Sin da subito appare sufficiente riferire che il punto focale è che l’indebitamento pubblico avviene senza alcun corrispettivo: lo Stato s’indebita e basta, senza avere nulla in cambio, e tale Debito ricade sulla Collettività e, dunque, sul povero già richiamato Pantalone.
A noi pare che il Baratto Amministrativo significa spostare il problema verso un più invasivo coinvolgimento della persona – soprattutto di quella appartenente alle fasce deboli – un invasivo coinvolgimento in un soffocante viluppo.
Non solo, ma – in una visione complessiva – esso potrebbe finire e finirà per eliminare posti di lavoro che potrebbero essere e saranno coperti con il sistema del Baratto, con un evidente salto all’indietro dal punto di vista del progresso civile e sociale della Collettività nazionale.

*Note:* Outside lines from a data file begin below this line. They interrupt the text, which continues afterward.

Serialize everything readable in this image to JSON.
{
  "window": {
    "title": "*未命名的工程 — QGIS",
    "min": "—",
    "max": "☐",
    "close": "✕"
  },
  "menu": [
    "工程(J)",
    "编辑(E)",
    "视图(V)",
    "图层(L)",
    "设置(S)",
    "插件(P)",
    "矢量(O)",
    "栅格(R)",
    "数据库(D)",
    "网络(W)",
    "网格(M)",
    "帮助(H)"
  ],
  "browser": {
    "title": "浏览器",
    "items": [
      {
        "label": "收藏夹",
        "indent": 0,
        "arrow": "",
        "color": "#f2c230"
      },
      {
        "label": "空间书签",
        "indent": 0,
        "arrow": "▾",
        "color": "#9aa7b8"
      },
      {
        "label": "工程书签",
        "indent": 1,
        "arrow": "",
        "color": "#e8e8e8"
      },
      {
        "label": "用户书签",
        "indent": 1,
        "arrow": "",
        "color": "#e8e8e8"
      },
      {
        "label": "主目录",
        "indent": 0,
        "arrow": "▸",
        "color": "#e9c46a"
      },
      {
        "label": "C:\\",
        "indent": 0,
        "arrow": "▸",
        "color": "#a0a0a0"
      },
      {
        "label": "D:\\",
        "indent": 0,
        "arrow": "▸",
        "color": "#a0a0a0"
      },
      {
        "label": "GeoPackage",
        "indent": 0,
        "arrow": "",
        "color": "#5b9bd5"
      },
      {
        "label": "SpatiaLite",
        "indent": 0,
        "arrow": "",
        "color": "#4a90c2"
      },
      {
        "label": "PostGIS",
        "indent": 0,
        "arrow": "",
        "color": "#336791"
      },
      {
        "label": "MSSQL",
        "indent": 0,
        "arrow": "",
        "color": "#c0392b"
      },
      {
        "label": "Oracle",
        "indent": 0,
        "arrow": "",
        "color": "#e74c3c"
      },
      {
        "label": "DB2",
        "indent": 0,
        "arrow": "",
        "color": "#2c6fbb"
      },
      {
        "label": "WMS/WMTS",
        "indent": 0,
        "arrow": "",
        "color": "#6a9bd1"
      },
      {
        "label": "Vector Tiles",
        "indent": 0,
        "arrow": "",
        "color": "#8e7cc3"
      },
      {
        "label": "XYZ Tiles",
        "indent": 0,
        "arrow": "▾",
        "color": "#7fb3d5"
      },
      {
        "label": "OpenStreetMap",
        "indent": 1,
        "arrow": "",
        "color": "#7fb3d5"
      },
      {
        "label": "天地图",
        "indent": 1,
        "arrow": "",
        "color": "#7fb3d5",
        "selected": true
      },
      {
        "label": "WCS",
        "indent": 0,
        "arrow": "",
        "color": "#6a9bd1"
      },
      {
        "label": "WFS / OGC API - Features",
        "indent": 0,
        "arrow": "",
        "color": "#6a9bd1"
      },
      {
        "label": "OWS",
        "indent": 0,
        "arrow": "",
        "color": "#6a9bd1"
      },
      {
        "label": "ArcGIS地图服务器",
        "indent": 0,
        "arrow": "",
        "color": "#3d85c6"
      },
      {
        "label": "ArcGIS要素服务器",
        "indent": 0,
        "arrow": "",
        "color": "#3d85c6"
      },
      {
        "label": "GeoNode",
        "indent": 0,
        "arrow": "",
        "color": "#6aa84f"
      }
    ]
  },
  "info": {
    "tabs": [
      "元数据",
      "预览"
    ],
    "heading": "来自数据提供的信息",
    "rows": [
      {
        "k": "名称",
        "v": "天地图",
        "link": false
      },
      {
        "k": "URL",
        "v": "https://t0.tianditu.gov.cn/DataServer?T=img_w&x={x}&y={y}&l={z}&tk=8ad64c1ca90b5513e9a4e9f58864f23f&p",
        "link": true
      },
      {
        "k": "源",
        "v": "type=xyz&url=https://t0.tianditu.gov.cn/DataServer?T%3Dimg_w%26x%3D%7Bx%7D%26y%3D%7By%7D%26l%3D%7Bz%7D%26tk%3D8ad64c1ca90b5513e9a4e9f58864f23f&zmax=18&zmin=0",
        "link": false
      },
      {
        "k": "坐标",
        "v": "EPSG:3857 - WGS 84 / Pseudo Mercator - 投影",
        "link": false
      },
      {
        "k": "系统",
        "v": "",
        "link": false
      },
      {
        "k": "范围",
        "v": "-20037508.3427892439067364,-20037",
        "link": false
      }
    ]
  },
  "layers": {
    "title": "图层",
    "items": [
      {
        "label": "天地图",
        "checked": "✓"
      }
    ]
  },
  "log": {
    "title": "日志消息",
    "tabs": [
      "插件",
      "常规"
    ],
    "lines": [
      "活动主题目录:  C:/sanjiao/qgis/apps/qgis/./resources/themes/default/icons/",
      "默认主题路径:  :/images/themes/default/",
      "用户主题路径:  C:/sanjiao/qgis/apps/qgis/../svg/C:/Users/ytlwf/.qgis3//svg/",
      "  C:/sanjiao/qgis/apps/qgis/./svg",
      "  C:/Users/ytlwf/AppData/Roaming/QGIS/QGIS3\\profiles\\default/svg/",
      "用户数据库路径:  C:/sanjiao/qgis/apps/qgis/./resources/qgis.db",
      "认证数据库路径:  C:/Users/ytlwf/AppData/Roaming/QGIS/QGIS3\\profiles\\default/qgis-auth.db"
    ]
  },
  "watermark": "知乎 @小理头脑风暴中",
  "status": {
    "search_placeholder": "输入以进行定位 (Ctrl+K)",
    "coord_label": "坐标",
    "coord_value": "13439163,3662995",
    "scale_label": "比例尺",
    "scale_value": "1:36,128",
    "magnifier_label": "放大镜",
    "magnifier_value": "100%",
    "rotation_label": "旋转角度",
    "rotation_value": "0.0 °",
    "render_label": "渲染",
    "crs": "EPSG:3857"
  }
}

Stiamo molto attenti, questo deve essere l’imperativo.
In questo senso, il Baratto Amministrativo rischia di essere – si badi bene – la porta di ingresso di questo processo di erosione della libertà personale dei cittadini, un processo che si è già nutrito delle famigerate tutele crescenti (melius: decrescenti) del cosiddetto Jobs Act, dei tagli alla Sanità, della riduzione dei Tribunali, delle aggressioni del Governo al patrimonio dei risparmiatori a vantaggio delle Banche, della riduzione degli spazi elettivi delle Province e del Senato, degli strappi (per non dire altro) alla nostra celebrata Carta Costituzionale, eccetera, eccetera, eccetera.
Ecco, tutto ciò ci obbliga a restare vigili, a restare vigili e valutare con attenzione doppia ogni cosa ed ogni norma soprattutto allorquando si propone con la improbabilità con la quale è stata posta questa Norma sul Baratto Amministrativo.
Sul quale non ci sentiamo di chiudere – così come siamo soliti – nemmeno con un accenno di battuta. Non ci sembra ci sia nulla da scherzare soprattutto quando la possibilità che siano colpiti soprattutto i deboli è molto alta. È molto reale.
Il toro va preso per le corna, centimetro su centimetro, palmo a palmo, soprattutto se l’aspirazione è quella di cambiare in meglio la nostra vita, la vita di tutti.